Von Sonya Winterberg
19.3.2022 - Vor dem Krieg in der Ukraine fliehen auch Mitglieder der queeren Community. Am 11. März kamen Mila Kirilenko und Vera Yakowenko mit ihrer kleinen Familie aus Kiew in Berlin an. Die Video- und Filmproduzentin und Übersetzerin Mila und die Regisseurin Vera sind seit 2013 ein Paar, zu ihrer Familie gehören noch der 18-jährige Sohn Wladik und Milas Schwester Lena. Wir sprachen mit Mila darüber, was der Krieg für sie bedeutet und was sie erlebt haben.

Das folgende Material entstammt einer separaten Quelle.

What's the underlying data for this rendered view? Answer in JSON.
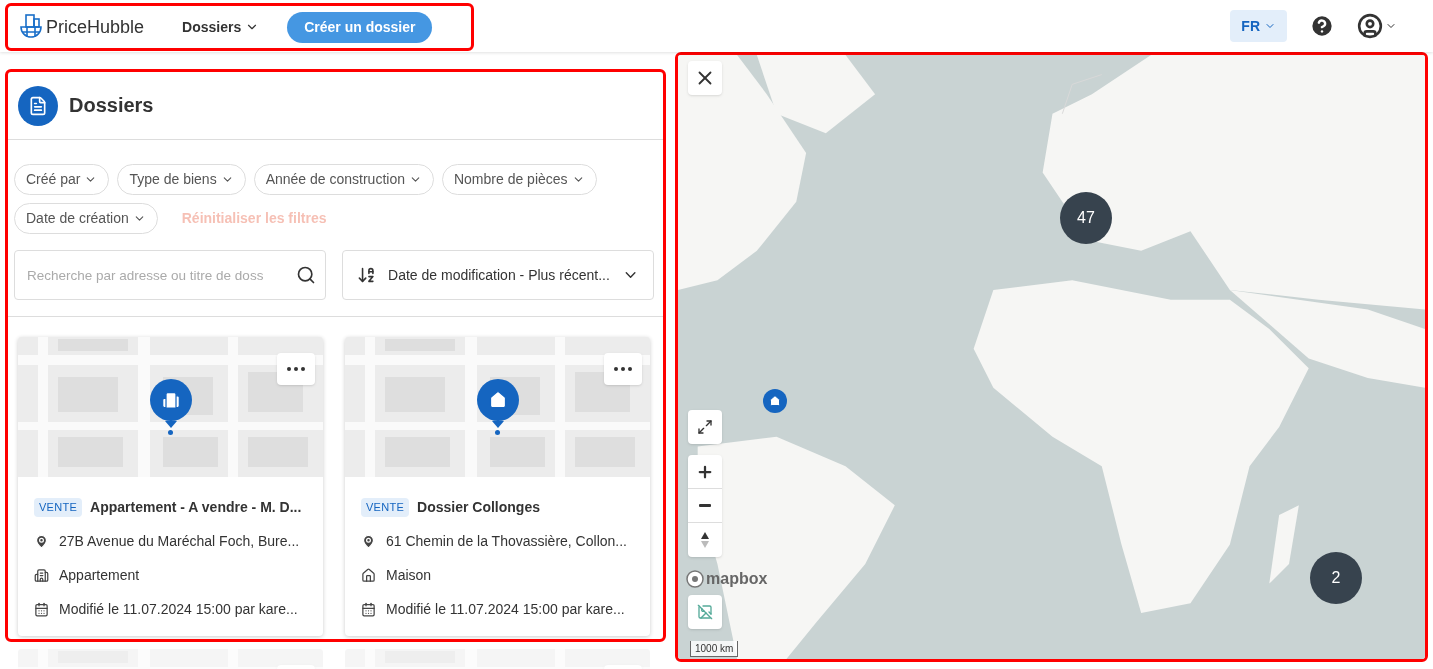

Wie habt Ihr vor dem Krieg gelebt?Mila: Wir waren eine ganz normale Familie und lebten in einem Vorort von Kiew im 8. Stock eines Hochhauses. Meine Schwester ist fast komplett taub, mein Sohn Wladik ist Autist und Epileptiker. Wir haben einen kleinen Hund, treiben gerne Sport, machen Ausflüge. Am 23. Februar, einem Mittwoch, waren wir noch in der Gegend von Schytomyr wandern. Wir konnten uns im Traum nicht vorstellen, dass tatsächlich ein Krieg ausbrechen würde.
Am nächsten Tag, dem 24. Februar, war es dann soweit...Ja, es war surreal. Wladik und ich waren gerade positiv auf Covid-19 getestet worden. Es war unser erster Tag in Quarantäne, und an diesem Morgen teilte sich unser Leben in „davor" und „danach". Wir wachten von Explosionen in der Nähe unseres Wohngebietes auf. Im Laufe des Tages beruhigte sich die Lage etwas und wir ruhten uns hauptsächlich aus. Später am Nachmittag hörten wir wieder Flieger und auch Schüsse. Wir klebten unsere Fenster ab, um bei einer Druckwelle nicht durch Splitter verletzt zu werden.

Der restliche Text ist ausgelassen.